フランス語の美しさ、詩の表現の面白さに感銘
私が進学した京都大学では入学前に第二外国語を選択します。高校生の頃フランス映画を観て、フランス語の音の美しさ(とフランス映画の独特の感性)が印象に残っていたので、フランス語にしました。2回生の終わりに専門分野を決定する際、ものすごく悩みましたが、自分が親しんできた日本の作家に仏文科出身が多いことを不思議に思っていたこともあり、フランス語学フランス文学専修を選びました。
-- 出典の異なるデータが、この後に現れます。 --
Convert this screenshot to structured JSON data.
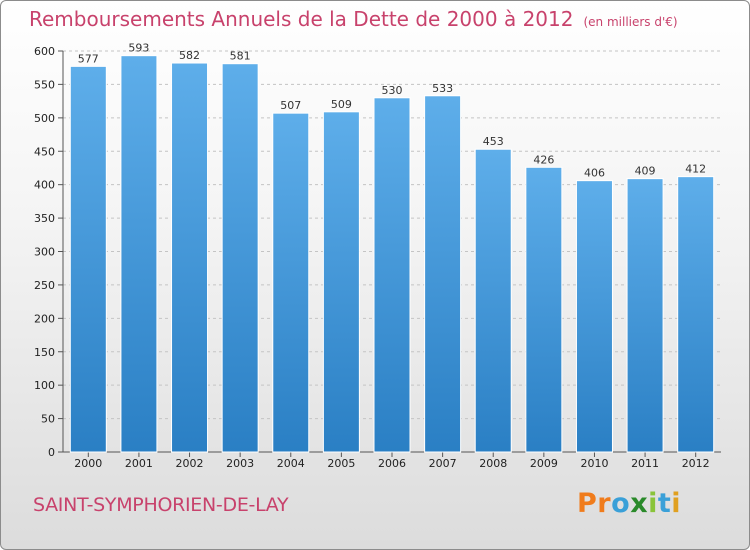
{
  "chart_data": {
    "type": "bar",
    "title": "Remboursements Annuels de la Dette de 2000 à 2012",
    "unit_note": "(en milliers d'€)",
    "categories": [
      "2000",
      "2001",
      "2002",
      "2003",
      "2004",
      "2005",
      "2006",
      "2007",
      "2008",
      "2009",
      "2010",
      "2011",
      "2012"
    ],
    "values": [
      577,
      593,
      582,
      581,
      507,
      509,
      530,
      533,
      453,
      426,
      406,
      409,
      412
    ],
    "ylim": [
      0,
      600
    ],
    "yticks": [
      0,
      50,
      100,
      150,
      200,
      250,
      300,
      350,
      400,
      450,
      500,
      550,
      600
    ],
    "grid": true,
    "bar_color": "#3d95d8"
  },
  "location": "SAINT-SYMPHORIEN-DE-LAY",
  "brand": {
    "name": "Proxiti",
    "letters": [
      "P",
      "r",
      "o",
      "x",
      "i",
      "t",
      "i"
    ],
    "colors": [
      "#f07c1c",
      "#f07c1c",
      "#3aa0d8",
      "#2a8a2a",
      "#8ac43a",
      "#3aa0d8",
      "#e0a020"
    ]
  }
}
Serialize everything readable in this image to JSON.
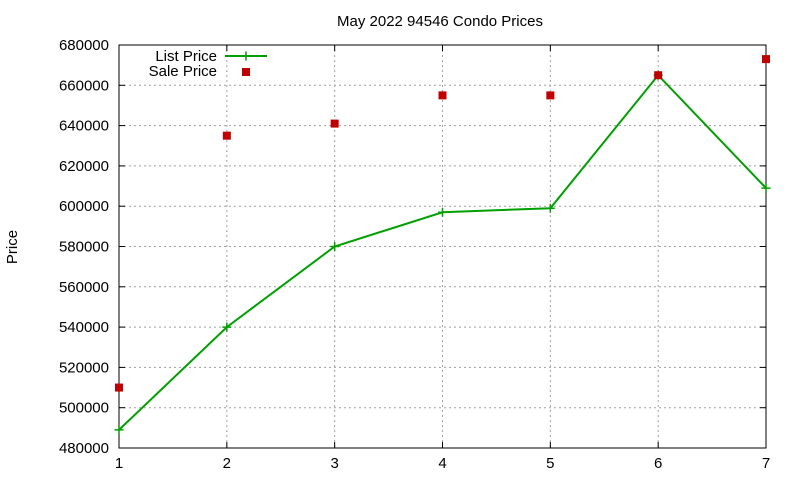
{
  "chart_data": {
    "type": "line",
    "title": "May 2022 94546 Condo Prices",
    "xlabel": "",
    "ylabel": "Price",
    "x": [
      1,
      2,
      3,
      4,
      5,
      6,
      7
    ],
    "xlim": [
      1,
      7
    ],
    "ylim": [
      480000,
      680000
    ],
    "xticks": [
      1,
      2,
      3,
      4,
      5,
      6,
      7
    ],
    "yticks": [
      480000,
      500000,
      520000,
      540000,
      560000,
      580000,
      600000,
      620000,
      640000,
      660000,
      680000
    ],
    "grid": true,
    "legend_position": "top-left",
    "series": [
      {
        "name": "List Price",
        "type": "line",
        "color": "#00a000",
        "marker": "plus",
        "values": [
          489000,
          540000,
          580000,
          597000,
          599000,
          665000,
          609000
        ]
      },
      {
        "name": "Sale Price",
        "type": "scatter",
        "color": "#c00000",
        "marker": "square",
        "values": [
          510000,
          635000,
          641000,
          655000,
          655000,
          665000,
          673000
        ]
      }
    ]
  }
}
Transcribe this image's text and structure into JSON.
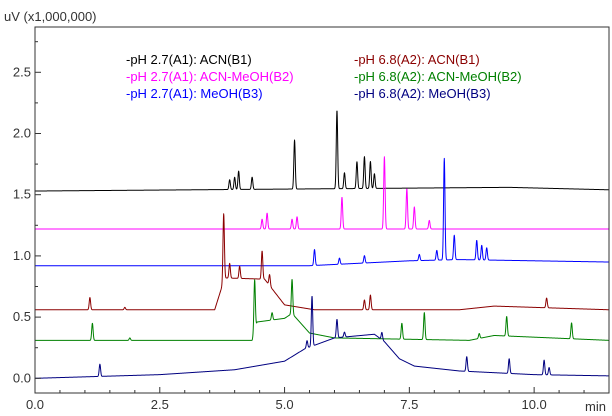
{
  "chart_data": {
    "type": "line",
    "y_unit_label": "uV (x1,000,000)",
    "x_unit_label": "min",
    "xlim": [
      0.0,
      11.5
    ],
    "ylim": [
      -0.12,
      2.87
    ],
    "x_ticks": [
      0.0,
      2.5,
      5.0,
      7.5,
      10.0
    ],
    "x_tick_labels": [
      "0.0",
      "2.5",
      "5.0",
      "7.5",
      "10.0"
    ],
    "y_ticks": [
      0.0,
      0.5,
      1.0,
      1.5,
      2.0,
      2.5
    ],
    "y_tick_labels": [
      "0.0",
      "0.5",
      "1.0",
      "1.5",
      "2.0",
      "2.5"
    ],
    "grid": false,
    "legend_position": "top",
    "series": [
      {
        "name": "-pH 2.7(A1): ACN(B1)",
        "color": "#000000",
        "baseline": 1.53,
        "drift": [
          [
            0,
            0
          ],
          [
            9.5,
            0.03
          ],
          [
            11.5,
            0.01
          ]
        ],
        "peaks": [
          [
            3.9,
            0.08
          ],
          [
            4.0,
            0.1
          ],
          [
            4.08,
            0.15
          ],
          [
            4.35,
            0.1
          ],
          [
            5.2,
            0.4
          ],
          [
            6.05,
            0.64
          ],
          [
            6.2,
            0.13
          ],
          [
            6.45,
            0.22
          ],
          [
            6.6,
            0.26
          ],
          [
            6.72,
            0.22
          ],
          [
            6.8,
            0.12
          ]
        ]
      },
      {
        "name": "-pH 2.7(A1): ACN-MeOH(B2)",
        "color": "#ff00ff",
        "baseline": 1.22,
        "drift": [
          [
            0,
            0
          ],
          [
            11.5,
            0.0
          ]
        ],
        "peaks": [
          [
            4.55,
            0.08
          ],
          [
            4.65,
            0.13
          ],
          [
            5.15,
            0.08
          ],
          [
            5.25,
            0.1
          ],
          [
            6.15,
            0.26
          ],
          [
            7.0,
            0.59
          ],
          [
            7.45,
            0.33
          ],
          [
            7.6,
            0.18
          ],
          [
            7.9,
            0.07
          ]
        ]
      },
      {
        "name": "-pH 2.7(A1): MeOH(B3)",
        "color": "#0000ff",
        "baseline": 0.92,
        "drift": [
          [
            0,
            0
          ],
          [
            5.5,
            0.0
          ],
          [
            7.5,
            0.04
          ],
          [
            8.5,
            0.05
          ],
          [
            11.5,
            0.03
          ]
        ],
        "peaks": [
          [
            5.6,
            0.13
          ],
          [
            6.1,
            0.05
          ],
          [
            6.6,
            0.06
          ],
          [
            7.7,
            0.05
          ],
          [
            8.05,
            0.08
          ],
          [
            8.2,
            0.83
          ],
          [
            8.4,
            0.2
          ],
          [
            8.85,
            0.16
          ],
          [
            8.95,
            0.12
          ],
          [
            9.05,
            0.1
          ]
        ]
      },
      {
        "name": "-pH 6.8(A2): ACN(B1)",
        "color": "#8b0000",
        "baseline": 0.56,
        "drift": [
          [
            0,
            0
          ],
          [
            3.6,
            0.0
          ],
          [
            3.8,
            0.26
          ],
          [
            4.6,
            0.25
          ],
          [
            5.0,
            0.04
          ],
          [
            5.6,
            0.0
          ],
          [
            8.5,
            0.0
          ],
          [
            9.2,
            0.03
          ],
          [
            11.5,
            0.0
          ]
        ],
        "peaks": [
          [
            1.1,
            0.1
          ],
          [
            1.8,
            0.02
          ],
          [
            3.78,
            0.55
          ],
          [
            3.9,
            0.12
          ],
          [
            4.1,
            0.1
          ],
          [
            4.55,
            0.23
          ],
          [
            4.7,
            0.09
          ],
          [
            6.6,
            0.08
          ],
          [
            6.72,
            0.12
          ],
          [
            10.25,
            0.08
          ]
        ]
      },
      {
        "name": "-pH 6.8(A2): ACN-MeOH(B2)",
        "color": "#008000",
        "baseline": 0.31,
        "drift": [
          [
            0,
            0
          ],
          [
            4.35,
            0.0
          ],
          [
            4.45,
            0.15
          ],
          [
            5.0,
            0.18
          ],
          [
            5.15,
            0.22
          ],
          [
            5.5,
            0.06
          ],
          [
            6.0,
            0.02
          ],
          [
            8.7,
            0.0
          ],
          [
            9.2,
            0.04
          ],
          [
            11.5,
            0.0
          ]
        ],
        "peaks": [
          [
            1.15,
            0.14
          ],
          [
            1.9,
            0.02
          ],
          [
            4.4,
            0.42
          ],
          [
            4.75,
            0.06
          ],
          [
            5.15,
            0.28
          ],
          [
            7.35,
            0.13
          ],
          [
            7.8,
            0.22
          ],
          [
            8.9,
            0.04
          ],
          [
            9.45,
            0.16
          ],
          [
            10.75,
            0.13
          ]
        ]
      },
      {
        "name": "-pH 6.8(A2): MeOH(B3)",
        "color": "#000080",
        "baseline": 0.0,
        "drift": [
          [
            0,
            0
          ],
          [
            2.5,
            0.03
          ],
          [
            4.0,
            0.07
          ],
          [
            5.0,
            0.14
          ],
          [
            5.4,
            0.24
          ],
          [
            6.0,
            0.33
          ],
          [
            6.8,
            0.36
          ],
          [
            7.0,
            0.3
          ],
          [
            7.3,
            0.16
          ],
          [
            7.6,
            0.1
          ],
          [
            8.5,
            0.06
          ],
          [
            10.0,
            0.03
          ],
          [
            11.5,
            0.02
          ]
        ],
        "peaks": [
          [
            1.3,
            0.1
          ],
          [
            5.45,
            0.06
          ],
          [
            5.55,
            0.41
          ],
          [
            6.05,
            0.15
          ],
          [
            6.2,
            0.04
          ],
          [
            6.95,
            0.06
          ],
          [
            8.65,
            0.12
          ],
          [
            9.5,
            0.12
          ],
          [
            10.2,
            0.12
          ],
          [
            10.3,
            0.06
          ]
        ]
      }
    ]
  }
}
その後なんとなく手に取った『フランス名詩選』をめくりながら、フランス詩を音読し、対訳を読むうちに、詩の比喩の美しさやイメージの繊細さに魅了されていきました。そんな時19世紀に活躍した詩人ステファヌ・マラルメについて書かれた『マラルメの想像的宇宙』(ジャン=ピエール・リシャール著)という研究書を見つけ「詩人の想像的宇宙って何だろう」「どうしたら詩のイメージの世界を研究できるのだろう」と興味を持ち、詩の研究を始めました。
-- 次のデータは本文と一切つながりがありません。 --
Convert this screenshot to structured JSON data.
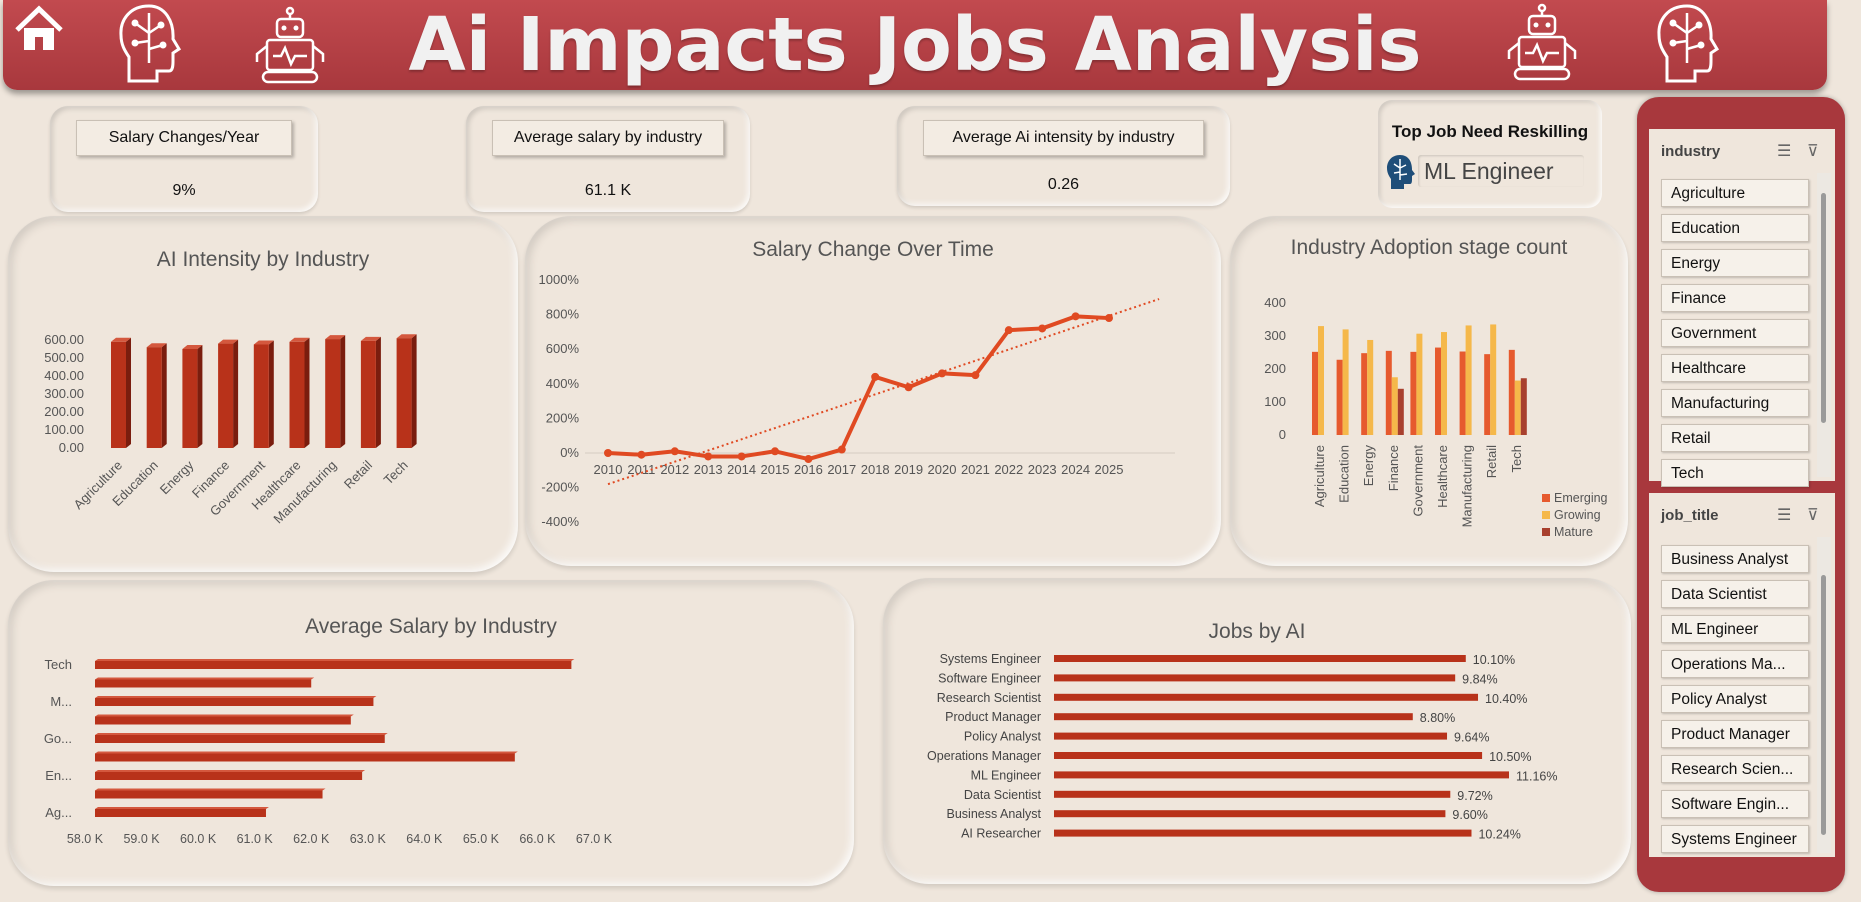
{
  "header": {
    "title": "Ai Impacts Jobs Analysis"
  },
  "kpis": {
    "salary_change": {
      "label": "Salary Changes/Year",
      "value": "9%"
    },
    "avg_salary": {
      "label": "Average salary by industry",
      "value": "61.1 K"
    },
    "avg_ai": {
      "label": "Average Ai intensity by industry",
      "value": "0.26"
    }
  },
  "top_job": {
    "label": "Top Job Need Reskilling",
    "value": "ML Engineer"
  },
  "colors": {
    "banner": "#a8383d",
    "bar": "#b8321a",
    "line": "#e04a22",
    "emerging": "#e65a2e",
    "growing": "#f5b84a",
    "mature": "#a8402e"
  },
  "chart_data": [
    {
      "type": "bar",
      "title": "AI Intensity by Industry",
      "categories": [
        "Agriculture",
        "Education",
        "Energy",
        "Finance",
        "Government",
        "Healthcare",
        "Manufacturing",
        "Retail",
        "Tech"
      ],
      "values": [
        590,
        560,
        550,
        580,
        575,
        590,
        605,
        595,
        610
      ],
      "ylim": [
        0,
        600
      ],
      "yticks": [
        "0.00",
        "100.00",
        "200.00",
        "300.00",
        "400.00",
        "500.00",
        "600.00"
      ]
    },
    {
      "type": "line",
      "title": "Salary Change Over Time",
      "x": [
        "2010",
        "2011",
        "2012",
        "2013",
        "2014",
        "2015",
        "2016",
        "2017",
        "2018",
        "2019",
        "2020",
        "2021",
        "2022",
        "2023",
        "2024",
        "2025"
      ],
      "values": [
        0,
        -10,
        10,
        -20,
        -20,
        10,
        -35,
        20,
        440,
        380,
        460,
        450,
        710,
        720,
        790,
        780
      ],
      "trendline": [
        -180,
        890
      ],
      "ylim": [
        -400,
        1000
      ],
      "yticks": [
        "-400%",
        "-200%",
        "0%",
        "200%",
        "400%",
        "600%",
        "800%",
        "1000%"
      ]
    },
    {
      "type": "bar",
      "title": "Industry Adoption stage count",
      "categories": [
        "Agriculture",
        "Education",
        "Energy",
        "Finance",
        "Government",
        "Healthcare",
        "Manufacturing",
        "Retail",
        "Tech"
      ],
      "series": [
        {
          "name": "Emerging",
          "values": [
            252,
            228,
            248,
            255,
            252,
            265,
            253,
            245,
            258
          ]
        },
        {
          "name": "Growing",
          "values": [
            330,
            320,
            288,
            175,
            307,
            312,
            332,
            335,
            165
          ]
        },
        {
          "name": "Mature",
          "values": [
            0,
            0,
            0,
            140,
            0,
            0,
            0,
            0,
            172
          ]
        }
      ],
      "ylim": [
        0,
        400
      ],
      "yticks": [
        "0",
        "100",
        "200",
        "300",
        "400"
      ],
      "legend": "bottom-right"
    },
    {
      "type": "bar",
      "orientation": "horizontal",
      "title": "Average Salary by Industry",
      "category_labels": [
        "Tech",
        "",
        "M...",
        "",
        "Go...",
        "",
        "En...",
        "",
        "Ag..."
      ],
      "values": [
        66.6,
        62.0,
        63.1,
        62.7,
        63.3,
        65.6,
        62.9,
        62.2,
        61.2
      ],
      "xlim": [
        58.0,
        67.0
      ],
      "xticks": [
        "58.0 K",
        "59.0 K",
        "60.0 K",
        "61.0 K",
        "62.0 K",
        "63.0 K",
        "64.0 K",
        "65.0 K",
        "66.0 K",
        "67.0 K"
      ]
    },
    {
      "type": "bar",
      "orientation": "horizontal",
      "title": "Jobs by AI",
      "categories": [
        "Systems Engineer",
        "Software Engineer",
        "Research Scientist",
        "Product Manager",
        "Policy Analyst",
        "Operations Manager",
        "ML Engineer",
        "Data Scientist",
        "Business Analyst",
        "AI Researcher"
      ],
      "values": [
        10.1,
        9.84,
        10.4,
        8.8,
        9.64,
        10.5,
        11.16,
        9.72,
        9.6,
        10.24
      ],
      "labels": [
        "10.10%",
        "9.84%",
        "10.40%",
        "8.80%",
        "9.64%",
        "10.50%",
        "11.16%",
        "9.72%",
        "9.60%",
        "10.24%"
      ]
    }
  ],
  "slicers": {
    "industry": {
      "title": "industry",
      "items": [
        "Agriculture",
        "Education",
        "Energy",
        "Finance",
        "Government",
        "Healthcare",
        "Manufacturing",
        "Retail",
        "Tech"
      ]
    },
    "job_title": {
      "title": "job_title",
      "items": [
        "Business Analyst",
        "Data Scientist",
        "ML Engineer",
        "Operations Ma...",
        "Policy Analyst",
        "Product Manager",
        "Research Scien...",
        "Software Engin...",
        "Systems Engineer"
      ]
    }
  }
}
これまでのマラルメ像と作品との間のギャップが気になる
マラルメは「詩人の消失」や「言葉に主導権を渡す」などの印象的な言葉を残しており、日本では崇高かつ難解なイメージが定着しています。事実、マラルメは詩論や文明論など様々な批評を発表しており、思想家としての一面も持っています。ただ実際に彼の詩を読むと、マラルメ自身が批評で述べた内容やこれまでに形成されたマラルメのイメージとは違う面も見えてきます。私はそれらと実際の作品の間のギャップが気になり、「マラルメはどう考えていたのか」といったマラルメ像や思想よりも、「マラルメはどう書いたのか」とか「彼の詩の言葉はどのように機能しているのか」といった文体や表現の工夫、その新しさを明らかにしようと試みてきました。マラルメは交友関係が広く、画家のマネやモネ、ルノワールらとも親交がありました。また、マラルメの詩「半獣神の午後」は作曲家のドビュッシーに着想を与え、《牧神の午後への前奏曲》が生まれています。マラルメは19世紀のフランスにおける文学と芸術の豊かな関わりを見るうえでも、とても興味深い研究対象なのです。
大きな変革期を迎えた19世紀の芸術家たち
19世紀は社会のシステムが大きく変わった時代でした。前世紀末のフランス革命以降、フランスは徐々にではありますが王政を倒し民主主義を実現していきます。また産業や科学の発展が人々に物質的豊かさをもたらしました。芸術も王侯貴族など特権階級のものから市民が親しめるものとなり、芸術家の立場も大きく変わります。王侯貴族の庇護を受けたり、公的な場で作品を制作したりするのではなく、若者たちが個人の資格で美や芸術を求め、詩人や画家を志しました。当時はナポレオンの偉業をたたえるなど、従来の公的な役割を果たそうとした詩人もいましたが、今はそうした作品はほとんど読まれず、むしろボードレールやヴェルレーヌなど経済的な困難を抱えながらも自らの美学を極め才能を発揮した詩人たちの詩が読まれています。マラルメもまさにそんな時代の詩人です。既存の枠組みが変わり、混沌たる時代に生きているという点では、現代に通じるものがあるかもしれません。